The validity of the act is challenged as contravening § 45 of the State Constitution, but the argument is not persuasive.

The title of the act purposes “to amend Section 216 of Title 61 of the Code of Alabama of 1940.” This Code section dealt fully and specifically with the subject and was the codification of Act No. 517 of General Acts of 1939, page 806, Code 1940, Tit. 7, § 30; Tit. 61, § 216, dealing with the same subj ect, and providing therein for the appeal from the rendition of a judgment on any such claim.

The only substantial change in the present act is the quoted portion hereinabove which merely changes the method of taking appeals from judgments rendered in the probate court. This added provision in no way renders the act constitutionally offensive. It clearly relates to the same subject and is cognate with and germane to the law as expressed in the original section. This is the test of validity. Ala.Dig., Statutes,

It is permissible that a statute, proposing to amend, a Code section, may, in the title, identify the same by number and may deal with any feature 'of the section to be amended if germane thereto (State ex rel. Farmer v. Haas, 240 Ala. 30, 196 So. 873), and the rule was not contravened here.

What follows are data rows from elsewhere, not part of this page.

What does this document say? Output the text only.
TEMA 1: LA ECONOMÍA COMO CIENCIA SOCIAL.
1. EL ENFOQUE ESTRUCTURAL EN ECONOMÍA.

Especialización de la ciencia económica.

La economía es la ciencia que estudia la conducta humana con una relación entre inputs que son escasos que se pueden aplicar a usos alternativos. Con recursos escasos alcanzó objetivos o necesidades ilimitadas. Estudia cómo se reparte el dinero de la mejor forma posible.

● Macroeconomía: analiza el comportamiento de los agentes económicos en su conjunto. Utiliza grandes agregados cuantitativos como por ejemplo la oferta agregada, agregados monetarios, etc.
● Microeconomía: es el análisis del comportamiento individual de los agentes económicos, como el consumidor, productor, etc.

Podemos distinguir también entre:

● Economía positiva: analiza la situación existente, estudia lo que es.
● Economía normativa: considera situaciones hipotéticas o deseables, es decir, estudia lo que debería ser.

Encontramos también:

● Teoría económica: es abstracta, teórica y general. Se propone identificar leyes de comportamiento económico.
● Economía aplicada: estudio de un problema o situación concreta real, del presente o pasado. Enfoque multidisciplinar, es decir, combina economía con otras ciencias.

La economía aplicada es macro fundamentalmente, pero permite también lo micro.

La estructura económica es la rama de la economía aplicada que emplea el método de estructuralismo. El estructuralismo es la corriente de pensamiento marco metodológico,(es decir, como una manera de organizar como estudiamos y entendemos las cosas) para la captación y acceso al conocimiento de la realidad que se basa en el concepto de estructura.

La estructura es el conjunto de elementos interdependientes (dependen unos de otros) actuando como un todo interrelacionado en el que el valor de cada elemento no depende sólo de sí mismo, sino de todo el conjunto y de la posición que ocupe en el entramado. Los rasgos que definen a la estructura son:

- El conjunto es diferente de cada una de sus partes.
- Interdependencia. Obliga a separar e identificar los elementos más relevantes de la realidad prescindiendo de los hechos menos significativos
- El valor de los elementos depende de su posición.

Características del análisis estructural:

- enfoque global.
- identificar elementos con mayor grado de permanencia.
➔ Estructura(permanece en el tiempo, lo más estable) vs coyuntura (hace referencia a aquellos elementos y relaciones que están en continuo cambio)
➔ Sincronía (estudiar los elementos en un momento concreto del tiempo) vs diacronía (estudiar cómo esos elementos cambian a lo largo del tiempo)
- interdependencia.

Nor does the retroactive feature of § 2 of the questioned act affect its validity. The act is remedial in character and neither creates, enlarges, diminishes nor destroys vested rights, and whatever retrospective operation it may be conceded to 'have, would not render it odious to law. Barrington v. Barrington, 200 Ala. 315, 76 So. 81; Miller-Brent Lumber Co. v. State, 210 Ala. 30, 97 So. 97; First National Bank v. Jaffe, 239 Ala. 567, 196 So. 103; 50 Am. Jur. 505, § 482.

It is argued in brief for tlm appellant, State of Alabama, that if the appeal is to the wrong court then, rather than dismissing it, this court should order a transfer of the cause to the proper appellate (circuit) court. There is no authority for such action. Transfer of causes from this court to the Court of Appeals when improperly submitted here, is authorized, § 96, Title 13, Code of 1940, as is the transfer of a case from one court to another of like jurisdiction in the same county when the case should have been filed in the other court or where the right is properly justiciable in the other court, Article 3, Title 13, §§ 149 — 156, Code 1940, but the transfer here suggested is not authorized.

Appeal dismissed.

GARDNER, C. J., and BROWN and LIVINGSTON, JJ., concur.